Description: | If true, flushing to HDFS is enabled. Flushing to HDFS is enabled by default. Note that in absence of further HDFS configuration, the HDFS client defaults to writing to the local filesystem. |
---|---|
Default: | true |
Example: | divolte.hdfs_flusher {
enabled = false
}
|
Description: | Number of threads to use for flushing events to HDFS. Each thread creates its own files on HDFS. Depending on the flushing strategy, multiple concurrent files could be kept open per thread. |
---|---|
Default: | 2 |
Example: | divolte.hdfs_flusher {
threads = 1
}
|
Description: | The maximum length of the queue of events to keep in the case that HDFS is unavailable before starting to drop incoming events. Note that when this queue is full, events are dropped and a warning is logged. No errors are reported to the client side. Divolte Collector will always respond with a HTTP 200 status code and the image payload. Note that the queue size is per thread. |
---|---|
Default: | 100000 |
Example: | divolte.hdfs_flusher {
max_write_queue = 1000000
}
|
Description: | The maximum delay to block before an incoming event is dropped in case of a full queue. |
---|---|
Default: | 1 second |
Example: | divolte.hdfs_flusher {
max_enqueue_delay = 20 seconds
}
|
HDFS specific settings. Although it is possible to configure a HDFS URI here, it is more advisable to configure HDFS settings by specifying a HADOOP_CONF_DIR environment variable which will be added to the classpath on startup and as such configure the HDFS client automatically.
Description: | The filesystem URI to configure the HDFS client with. When absent, the URI is not set. In case of setting a HADOOP_CONF_DIR, this should not be set. |
---|---|
Default: | not set |
Example: | divolte.hdfs_flusher.hdfs {
uri = "file:///"
}
|
Description: | The HDFS replication factor to use when creating files. |
---|---|
Default: | 1 |
Example: | divolte.hdfs_flusher.hdfs {
replication = 3
}
|
Divolte Collector has two strategies for creating files on HDFS and flushing data. Either one of these must be configured, but not both. By default, a simple rolling file strategy is employed. This opens one file per thread and rolls on to a new file after a configurable interval. Files that are being written to have a extension of .avro.partial and are created in the the directory configured in the working_dir setting. When a file is closed, it is renamed to have a .avro extension and is moved to the directory configured in the publish_dir setting. This happens in a single (atomic) filesystem move operation.

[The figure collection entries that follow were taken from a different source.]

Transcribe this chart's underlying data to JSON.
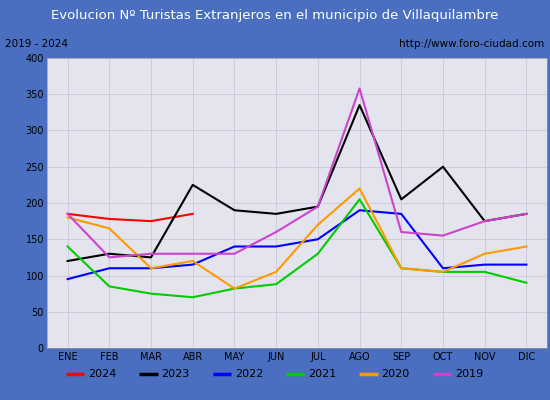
{
  "title": "Evolucion Nº Turistas Extranjeros en el municipio de Villaquilambre",
  "subtitle_left": "2019 - 2024",
  "subtitle_right": "http://www.foro-ciudad.com",
  "title_bg_color": "#4a6fc0",
  "title_text_color": "#ffffff",
  "subtitle_bg_color": "#ffffff",
  "plot_bg_color": "#e4e4ee",
  "outer_bg_color": "#4a6fc0",
  "months": [
    "ENE",
    "FEB",
    "MAR",
    "ABR",
    "MAY",
    "JUN",
    "JUL",
    "AGO",
    "SEP",
    "OCT",
    "NOV",
    "DIC"
  ],
  "series": {
    "2024": {
      "color": "#ff0000",
      "values": [
        185,
        178,
        175,
        185,
        null,
        null,
        null,
        null,
        null,
        null,
        null,
        null
      ]
    },
    "2023": {
      "color": "#000000",
      "values": [
        120,
        130,
        125,
        225,
        190,
        185,
        195,
        335,
        205,
        250,
        175,
        185
      ]
    },
    "2022": {
      "color": "#0000ff",
      "values": [
        95,
        110,
        110,
        115,
        140,
        140,
        150,
        190,
        185,
        110,
        115,
        115
      ]
    },
    "2021": {
      "color": "#00cc00",
      "values": [
        140,
        85,
        75,
        70,
        82,
        88,
        130,
        205,
        110,
        105,
        105,
        90
      ]
    },
    "2020": {
      "color": "#ff9900",
      "values": [
        180,
        165,
        110,
        120,
        82,
        105,
        170,
        220,
        110,
        105,
        130,
        140
      ]
    },
    "2019": {
      "color": "#cc44cc",
      "values": [
        185,
        125,
        130,
        130,
        130,
        160,
        195,
        358,
        160,
        155,
        175,
        185
      ]
    }
  },
  "ylim": [
    0,
    400
  ],
  "yticks": [
    0,
    50,
    100,
    150,
    200,
    250,
    300,
    350,
    400
  ],
  "legend_order": [
    "2024",
    "2023",
    "2022",
    "2021",
    "2020",
    "2019"
  ],
  "grid_color": "#c8c8d8"
}
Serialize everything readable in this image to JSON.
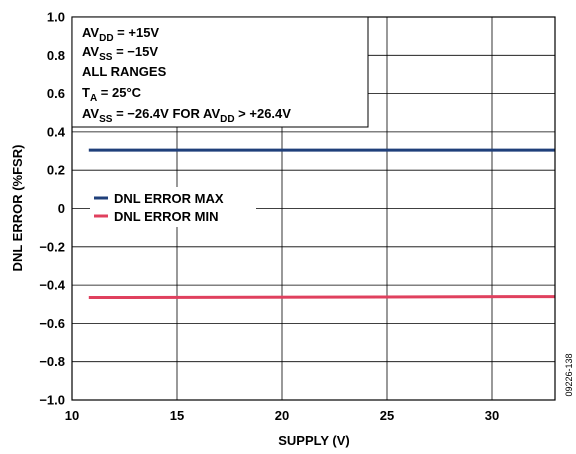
{
  "chart_data": {
    "type": "line",
    "xlabel": "SUPPLY (V)",
    "ylabel": "DNL ERROR (%FSR)",
    "xlim": [
      10,
      33
    ],
    "ylim": [
      -1.0,
      1.0
    ],
    "x_ticks": [
      "10",
      "15",
      "20",
      "25",
      "30"
    ],
    "y_ticks": [
      "1.0",
      "0.8",
      "0.6",
      "0.4",
      "0.2",
      "0",
      "−0.2",
      "−0.4",
      "−0.6",
      "−0.8",
      "−1.0"
    ],
    "grid": true,
    "series": [
      {
        "name": "DNL ERROR MAX",
        "color": "#1f3f7a",
        "x": [
          10.8,
          33
        ],
        "y": [
          0.305,
          0.305
        ]
      },
      {
        "name": "DNL ERROR MIN",
        "color": "#e0405e",
        "x": [
          10.8,
          33
        ],
        "y": [
          -0.465,
          -0.46
        ]
      }
    ],
    "legend_position": "middle-left",
    "annotations": {
      "line1": {
        "prefix": "AV",
        "sub": "DD",
        "suffix": " = +15V"
      },
      "line2": {
        "prefix": "AV",
        "sub": "SS",
        "suffix": " = −15V"
      },
      "line3": {
        "text": "ALL RANGES"
      },
      "line4": {
        "prefix": "T",
        "sub": "A",
        "suffix": " = 25°C"
      },
      "line5": {
        "p1": "AV",
        "s1": "SS",
        "m": " = −26.4V FOR AV",
        "s2": "DD",
        "e": " > +26.4V"
      }
    },
    "figure_id": "09226-138"
  }
}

Description: | Roll over files on HDFS after this amount of time. |
---|---|
Default: | 60 minutes |
Example: | divolte.hdfs.simple_rolling_file_strategy {
roll_every = 15 minutes
}
|
Description: | Issue a hsync against files each time this number of records has been flushed to it. |
---|---|
Default: | 1000 |
Example: | divolte.hdfs.simple_rolling_file_strategy {
sync_file_after_records = 100
}
|
Description: | Issue a hsync at least when this amount of time passes, regardless of how much data was written to a file. |
---|---|
Default: | 30 seconds |
Example: | divolte.hdfs.simple_rolling_file_strategy {
sync_file_after_duration = 1 minute
}
|
Description: | Directory where files are created and kept while being written to. |
---|---|
Default: | /tmp |
Example: | divolte.hdfs.simple_rolling_file_strategy {
working_dir = /webdata/inflight
}
|
Description: | Directory where files are moved to, after they are closed. |
---|---|
Default: | /tmp |
Example: | divolte.hdfs.simple_rolling_file_strategy {
publish_dir = /webdata/published
}
|
Next to the rolling file strategy, there is a more complex strategy called session binning file strategy. The general idea of this strategy is to provide a best effort to put events that belong to the same session in the same file.
This strategy assigns events to files as such:
This strategy attempts to write events that belong to the same session to the same file. Do note that in case of failures, this guarantee no longer holds. For this reason, in failure scenarios or at shutdown, this strategy DOES NOT move files to the publish directory. Users have to setup a separate process to periodically move these files out of the way.
Description: | Issue a hsync against files each time this number of records has been flushed to it. |
---|---|
Default: | 1000 |
Example: | divolte.hdfs.session_binning_file_strategy {
sync_file_after_records = 100
}
|
Description: | Issue a hsync at least when this amount of time passes, regardless of how much data was written to a file. |
---|---|
Default: | 30 seconds |
Example: | divolte.hdfs.session_binning_file_strategy {
sync_file_after_duration = 1 minute
}
|
Description: | Directory where files are created and kept while being written to. |
---|---|
Default: | /tmp |
Example: | divolte.hdfs.session_binning_file_strategy {
working_dir = /webdata/inflight
}
|
Description: | Directory where files are moved to, after they are closed. |
---|---|
Default: | /tmp |
Example: | divolte.hdfs.session_binning_file_strategy {
publish_dir = /webdata/published
}
|
Divolte Collector uses the Logback Project as its logging provider. This provider is configured through the logback.xml file in the configuration directory. For more information about the settings in this file, review the Configuration chapter in the Logback Manual.
Next to the server side configuration, Divolte Collector needs to be integrated into a website in order to log events. The basic configuration consists of just adding a single tag to log pageviews, but in many cases it makes sense to add custom events for tracking specific user interactions.
The tag for Divolte Collector to include in each page of a website is this:
<script src="//track.example.com/divolte.js" defer async></script>
Change the domain name to the domain where you are hosting Divolte Collector. Also, if you configure a different script name than the default, the location will be different as well.
In order to fire custom events from the browser, use the following JavaScript code:
<script>
divolte.signal('eventType', { 'foo': 'divolte', 'bar': 42 })
</script>
The first argument to the divolte.signal(...) function is the event type parameter. The second argument is a arbitrary object with custom event parameters. Storing the event parameter and the custom event parameters into the configured Avro data is achieved through the mapping. See the Mapping chapter for details.